If it happened today, wouldn’t it be on camera?

Foreigners certainly, but homosexuals? There has been plenty of subsequent theorising about gay angles to the murders - the whole Cleveland Street brothel business in the Royal Conspiracy or the rumours about Druitt - but was anybody explicitly doing so during the 1888 investigations?

The rumors about Montague Druitt have received some added support in recent years thanks to research showing that the politician who is now believed to have first raised Druitt’s name as a suspect to the police (Macnaghten in particular, who was the biggest proponent of that theory) had gotten some press for trying to raise some hell about homosexual acts in the educational system, which puts an interesting, albeit inconclusive, spin on why Druitt was ever thought to be in any way involved with the killings.
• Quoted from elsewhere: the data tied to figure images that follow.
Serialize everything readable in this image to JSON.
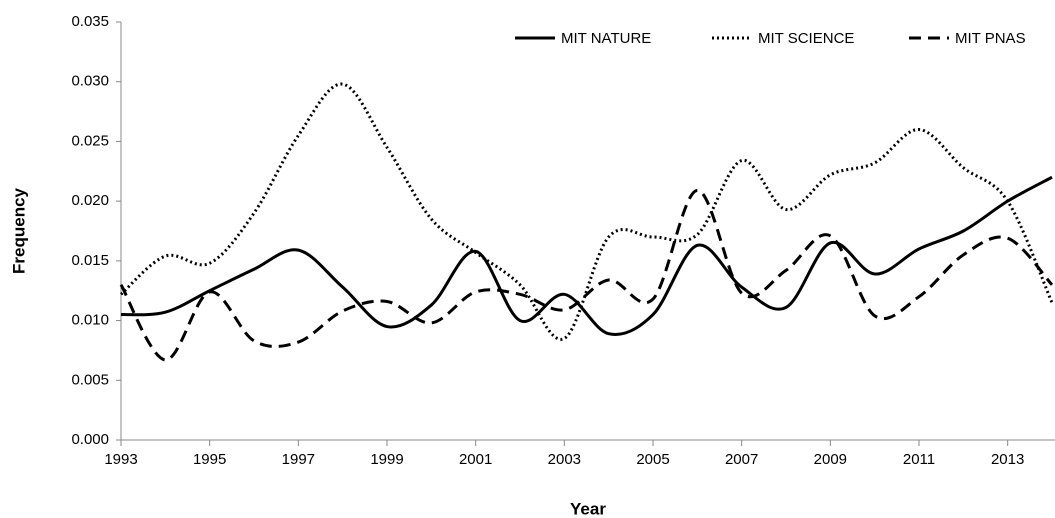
{
  "chart_data": {
    "type": "line",
    "x_label": "Year",
    "y_label": "Frequency",
    "x": [
      1993,
      1994,
      1995,
      1996,
      1997,
      1998,
      1999,
      2000,
      2001,
      2002,
      2003,
      2004,
      2005,
      2006,
      2007,
      2008,
      2009,
      2010,
      2011,
      2012,
      2013,
      2014
    ],
    "series": [
      {
        "name": "MIT NATURE",
        "color": "#000000",
        "dash": "solid",
        "values": [
          0.0105,
          0.0107,
          0.0125,
          0.0143,
          0.0159,
          0.0128,
          0.0095,
          0.0113,
          0.0158,
          0.01,
          0.0122,
          0.0089,
          0.0105,
          0.0163,
          0.0128,
          0.0111,
          0.0165,
          0.0139,
          0.016,
          0.0175,
          0.02,
          0.022
        ]
      },
      {
        "name": "MIT SCIENCE",
        "color": "#000000",
        "dash": "dotted",
        "values": [
          0.0122,
          0.0154,
          0.0148,
          0.019,
          0.0255,
          0.0298,
          0.0245,
          0.0185,
          0.0157,
          0.013,
          0.0085,
          0.017,
          0.017,
          0.0172,
          0.0234,
          0.0193,
          0.0222,
          0.0232,
          0.026,
          0.0228,
          0.02,
          0.0115
        ]
      },
      {
        "name": "MIT PNAS",
        "color": "#000000",
        "dash": "dashed",
        "values": [
          0.013,
          0.0067,
          0.0124,
          0.0083,
          0.0082,
          0.0108,
          0.0116,
          0.0098,
          0.0124,
          0.0122,
          0.0109,
          0.0134,
          0.0118,
          0.0209,
          0.0123,
          0.0142,
          0.0171,
          0.0104,
          0.012,
          0.0155,
          0.0169,
          0.013
        ]
      }
    ],
    "xlim": [
      1993,
      2014
    ],
    "xticks": [
      1993,
      1995,
      1997,
      1999,
      2001,
      2003,
      2005,
      2007,
      2009,
      2011,
      2013
    ],
    "ylim": [
      0,
      0.035
    ],
    "yticks": [
      {
        "value": 0,
        "label": "0.000"
      },
      {
        "value": 0.005,
        "label": "0.005"
      },
      {
        "value": 0.01,
        "label": "0.010"
      },
      {
        "value": 0.015,
        "label": "0.015"
      },
      {
        "value": 0.02,
        "label": "0.020"
      },
      {
        "value": 0.025,
        "label": "0.025"
      },
      {
        "value": 0.03,
        "label": "0.030"
      },
      {
        "value": 0.035,
        "label": "0.035"
      }
    ],
    "legend": "top-right",
    "grid": false
  }
}
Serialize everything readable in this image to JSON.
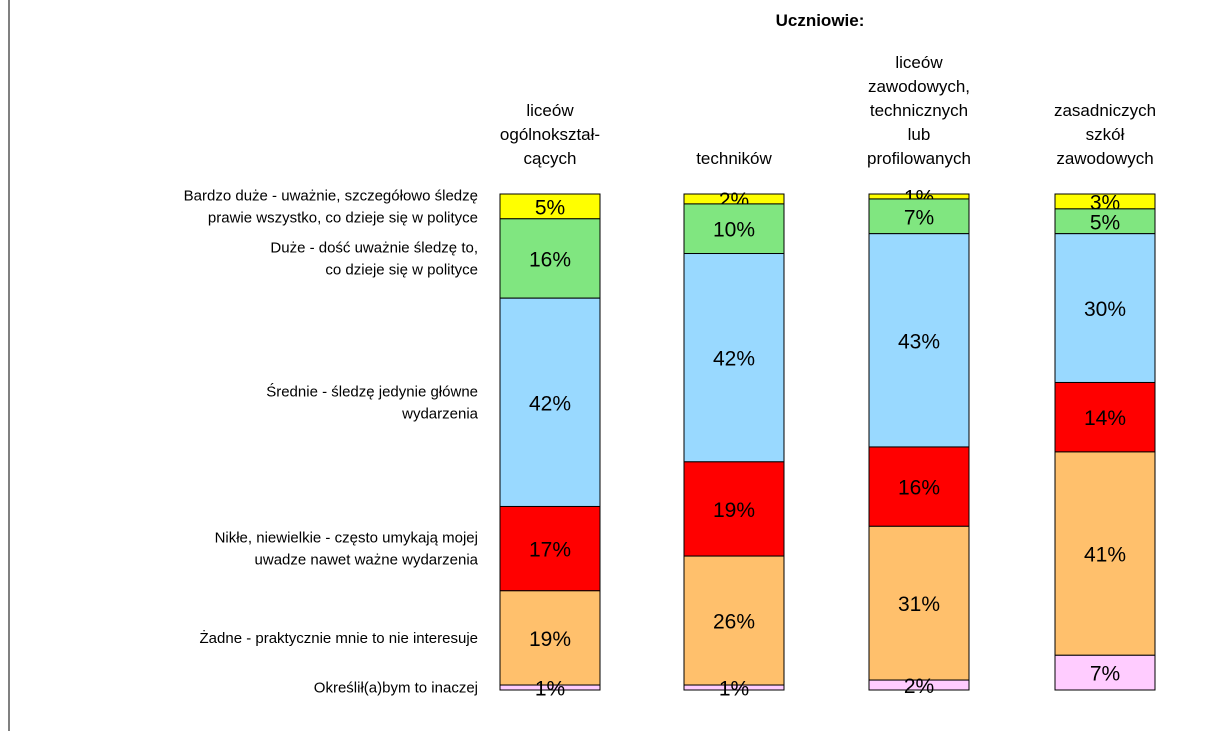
{
  "chart_data": {
    "type": "stacked-bar",
    "title": "Uczniowie:",
    "categories": [
      "liceów\nogólnokształ-\ncących",
      "techników",
      "liceów\nzawodowych,\ntechnicznych\nlub\nprofilowanych",
      "zasadniczych\nszkół\nzawodowych"
    ],
    "ylim": [
      0,
      100
    ],
    "series": [
      {
        "name": "Bardzo duże - uważnie, szczegółowo  śledzę\nprawie wszystko, co dzieje się w polityce",
        "color": "#ffff00",
        "values": [
          5,
          2,
          1,
          3
        ],
        "value_labels": [
          "5%",
          "2%",
          "1%",
          "3%"
        ]
      },
      {
        "name": "Duże - dość uważnie śledzę to,\nco dzieje się w polityce",
        "color": "#80e680",
        "values": [
          16,
          10,
          7,
          5
        ],
        "value_labels": [
          "16%",
          "10%",
          "7%",
          "5%"
        ]
      },
      {
        "name": "Średnie - śledzę jedynie główne\nwydarzenia",
        "color": "#99d9ff",
        "values": [
          42,
          42,
          43,
          30
        ],
        "value_labels": [
          "42%",
          "42%",
          "43%",
          "30%"
        ]
      },
      {
        "name": "Nikłe, niewielkie - często umykają mojej\nuwadze nawet ważne wydarzenia",
        "color": "#ff0000",
        "values": [
          17,
          19,
          16,
          14
        ],
        "value_labels": [
          "17%",
          "19%",
          "16%",
          "14%"
        ]
      },
      {
        "name": "Żadne - praktycznie mnie to nie interesuje",
        "color": "#ffc06c",
        "values": [
          19,
          26,
          31,
          41
        ],
        "value_labels": [
          "19%",
          "26%",
          "31%",
          "41%"
        ]
      },
      {
        "name": "Określił(a)bym to inaczej",
        "color": "#ffccff",
        "values": [
          1,
          1,
          2,
          7
        ],
        "value_labels": [
          "1%",
          "1%",
          "2%",
          "7%"
        ]
      }
    ]
  }
}
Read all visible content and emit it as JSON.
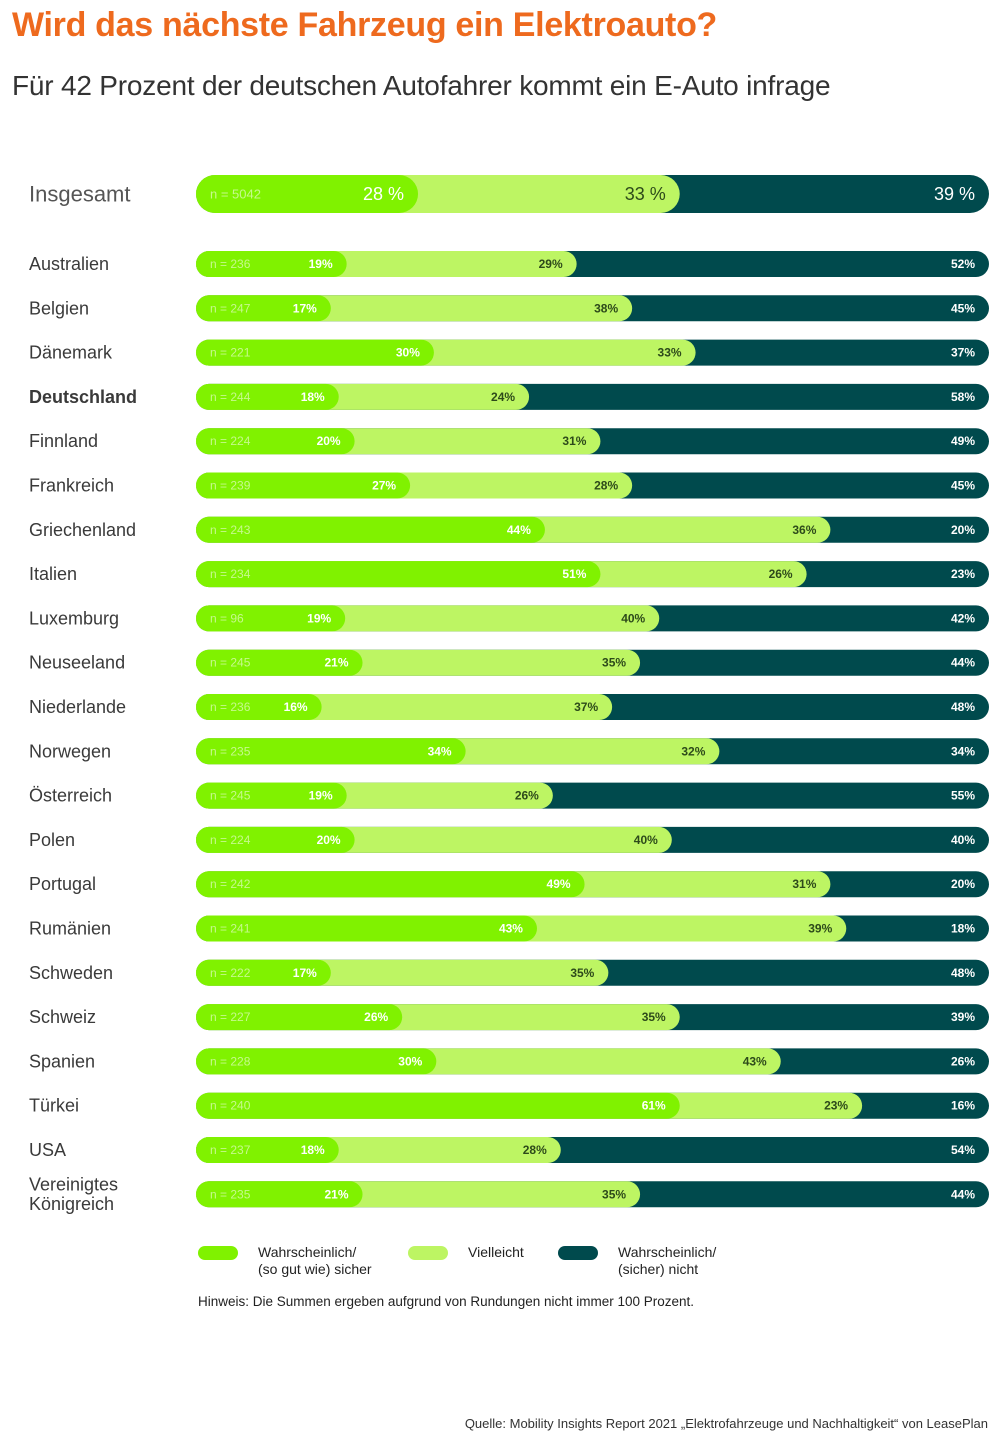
{
  "title": "Wird das nächste Fahrzeug ein Elektroauto?",
  "subtitle": "Für 42 Prozent der deutschen Autofahrer kommt ein E-Auto infrage",
  "colors": {
    "sicher": "#80f200",
    "vielleicht": "#bdf563",
    "nicht": "#004a4d",
    "title": "#ee6a1e"
  },
  "legend": [
    {
      "label": "Wahrscheinlich/\n(so gut wie) sicher",
      "color": "#80f200"
    },
    {
      "label": "Vielleicht",
      "color": "#bdf563"
    },
    {
      "label": "Wahrscheinlich/\n(sicher) nicht",
      "color": "#004a4d"
    }
  ],
  "note": "Hinweis: Die Summen ergeben aufgrund von Rundungen nicht immer 100 Prozent.",
  "source": "Quelle: Mobility Insights Report 2021 „Elektrofahrzeuge und Nachhaltigkeit“ von LeasePlan",
  "chart_data": {
    "type": "bar",
    "orientation": "horizontal",
    "stacked": true,
    "value_suffix": "%",
    "series_names": [
      "Wahrscheinlich/ (so gut wie) sicher",
      "Vielleicht",
      "Wahrscheinlich/ (sicher) nicht"
    ],
    "rows": [
      {
        "label": "Insgesamt",
        "n": "n = 5042",
        "values": [
          28,
          33,
          39
        ],
        "total": true
      },
      {
        "label": "Australien",
        "n": "n = 236",
        "values": [
          19,
          29,
          52
        ]
      },
      {
        "label": "Belgien",
        "n": "n = 247",
        "values": [
          17,
          38,
          45
        ]
      },
      {
        "label": "Dänemark",
        "n": "n = 221",
        "values": [
          30,
          33,
          37
        ]
      },
      {
        "label": "Deutschland",
        "n": "n = 244",
        "values": [
          18,
          24,
          58
        ],
        "bold": true
      },
      {
        "label": "Finnland",
        "n": "n = 224",
        "values": [
          20,
          31,
          49
        ]
      },
      {
        "label": "Frankreich",
        "n": "n = 239",
        "values": [
          27,
          28,
          45
        ]
      },
      {
        "label": "Griechenland",
        "n": "n = 243",
        "values": [
          44,
          36,
          20
        ]
      },
      {
        "label": "Italien",
        "n": "n = 234",
        "values": [
          51,
          26,
          23
        ]
      },
      {
        "label": "Luxemburg",
        "n": "n = 96",
        "values": [
          19,
          40,
          42
        ]
      },
      {
        "label": "Neuseeland",
        "n": "n = 245",
        "values": [
          21,
          35,
          44
        ]
      },
      {
        "label": "Niederlande",
        "n": "n = 236",
        "values": [
          16,
          37,
          48
        ]
      },
      {
        "label": "Norwegen",
        "n": "n = 235",
        "values": [
          34,
          32,
          34
        ]
      },
      {
        "label": "Österreich",
        "n": "n = 245",
        "values": [
          19,
          26,
          55
        ]
      },
      {
        "label": "Polen",
        "n": "n = 224",
        "values": [
          20,
          40,
          40
        ]
      },
      {
        "label": "Portugal",
        "n": "n = 242",
        "values": [
          49,
          31,
          20
        ]
      },
      {
        "label": "Rumänien",
        "n": "n = 241",
        "values": [
          43,
          39,
          18
        ]
      },
      {
        "label": "Schweden",
        "n": "n = 222",
        "values": [
          17,
          35,
          48
        ]
      },
      {
        "label": "Schweiz",
        "n": "n = 227",
        "values": [
          26,
          35,
          39
        ]
      },
      {
        "label": "Spanien",
        "n": "n = 228",
        "values": [
          30,
          43,
          26
        ]
      },
      {
        "label": "Türkei",
        "n": "n = 240",
        "values": [
          61,
          23,
          16
        ]
      },
      {
        "label": "USA",
        "n": "n = 237",
        "values": [
          18,
          28,
          54
        ]
      },
      {
        "label": "Vereinigtes\nKönigreich",
        "n": "n = 235",
        "values": [
          21,
          35,
          44
        ]
      }
    ]
  }
}
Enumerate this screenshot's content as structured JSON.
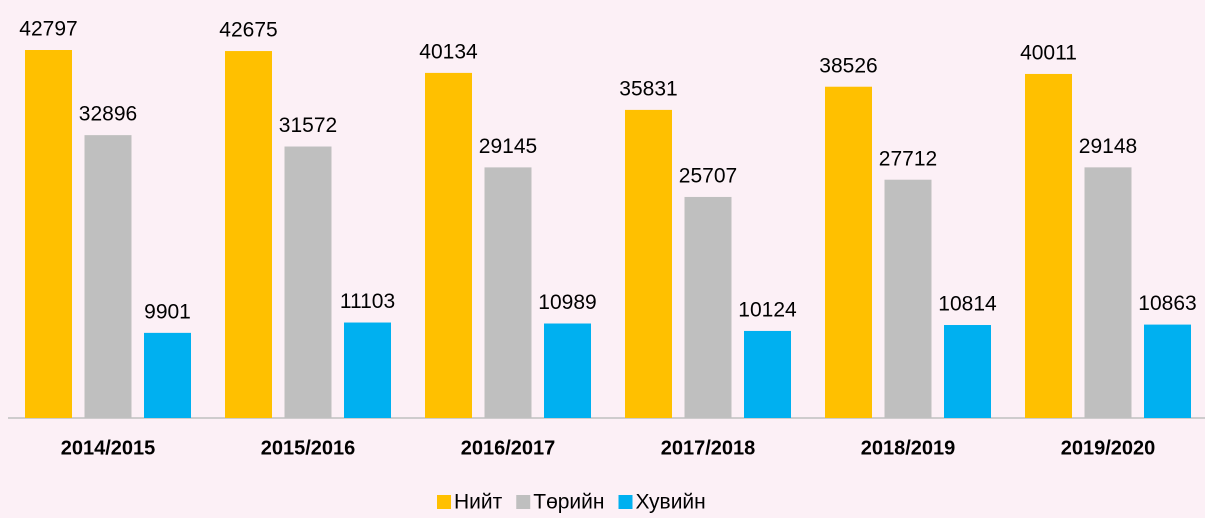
{
  "chart_data": {
    "type": "bar",
    "categories": [
      "2014/2015",
      "2015/2016",
      "2016/2017",
      "2017/2018",
      "2018/2019",
      "2019/2020"
    ],
    "series": [
      {
        "name": "Нийт",
        "color": "#ffc000",
        "values": [
          42797,
          42675,
          40134,
          35831,
          38526,
          40011
        ]
      },
      {
        "name": "Төрийн",
        "color": "#bfbfbf",
        "values": [
          32896,
          31572,
          29145,
          25707,
          27712,
          29148
        ]
      },
      {
        "name": "Хувийн",
        "color": "#00b0f0",
        "values": [
          9901,
          11103,
          10989,
          10124,
          10814,
          10863
        ]
      }
    ],
    "legend": "bottom"
  }
}
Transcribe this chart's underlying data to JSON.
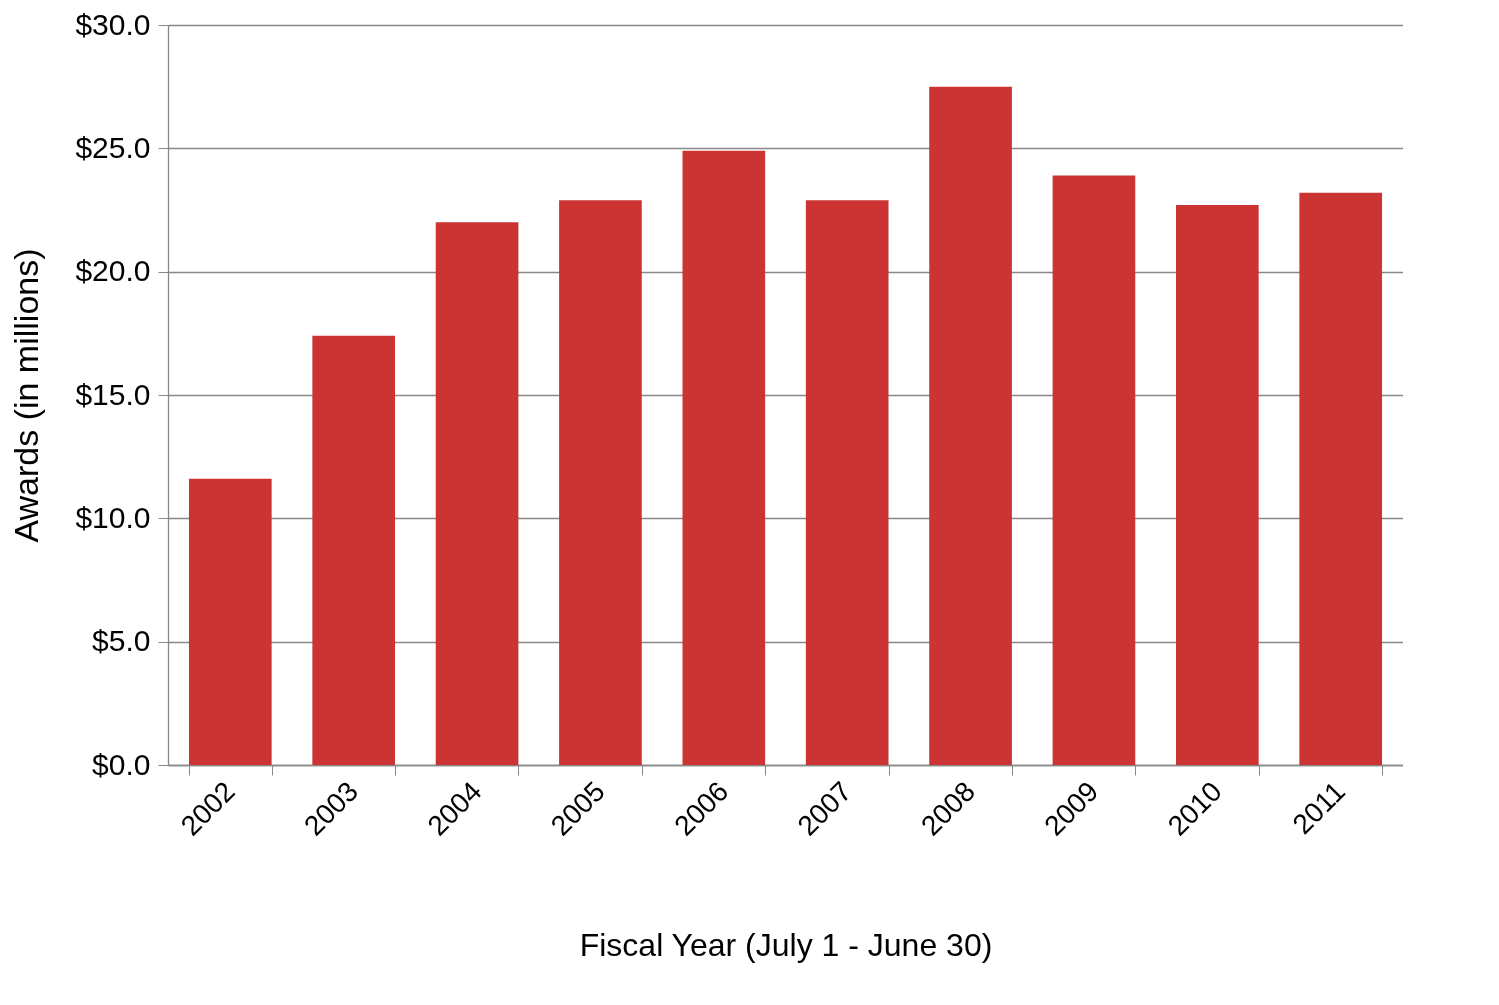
{
  "chart_data": {
    "type": "bar",
    "xlabel": "Fiscal Year (July 1 - June 30)",
    "ylabel": "Awards (in millions)",
    "categories": [
      "2002",
      "2003",
      "2004",
      "2005",
      "2006",
      "2007",
      "2008",
      "2009",
      "2010",
      "2011"
    ],
    "values": [
      11.6,
      17.4,
      22.0,
      22.9,
      24.9,
      22.9,
      27.5,
      23.9,
      22.7,
      23.2
    ],
    "color": "#cc3333",
    "ylim": [
      0,
      30
    ],
    "yticks": [
      {
        "value": 0,
        "label": "$0.0"
      },
      {
        "value": 5,
        "label": "$5.0"
      },
      {
        "value": 10,
        "label": "$10.0"
      },
      {
        "value": 15,
        "label": "$15.0"
      },
      {
        "value": 20,
        "label": "$20.0"
      },
      {
        "value": 25,
        "label": "$25.0"
      },
      {
        "value": 30,
        "label": "$30.0"
      }
    ],
    "grid": "y"
  }
}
And the only writings by anyone in the police department giving reasons for suspicion toward Dr. Francis Tumblety focus almost entirely upon the supposed degeneracy of homosexuals. Tumblety was arrested in the fall of 1888 for immoral acts with boys. More interestingly, of the limited number of facts giving about Tumblety’s life in this document, some were clearly mistakes and referring instead to Druitt.

The Cleveland Street scandal seems to have only been linked in some people’s minds to the Ripper affair at a later date.

In other words, the only suspect clearly associated with homosexuality at the time was Tumblety and he didn’t become a suspect until later. Hardly evidence that this was a preoccupation of the police at the time, as claimed.

Well, sure, but only if you ignore what I said in both of my relevant posts.

And you know when Tumblety became a suspect for the first time? And what evidence do you have for that, just so I know what you consider an appropriate level of evidence to back up your claims. Unless you have secret information nobody else has access to I’ve already given more evidence to support my conclusion than you have for that one.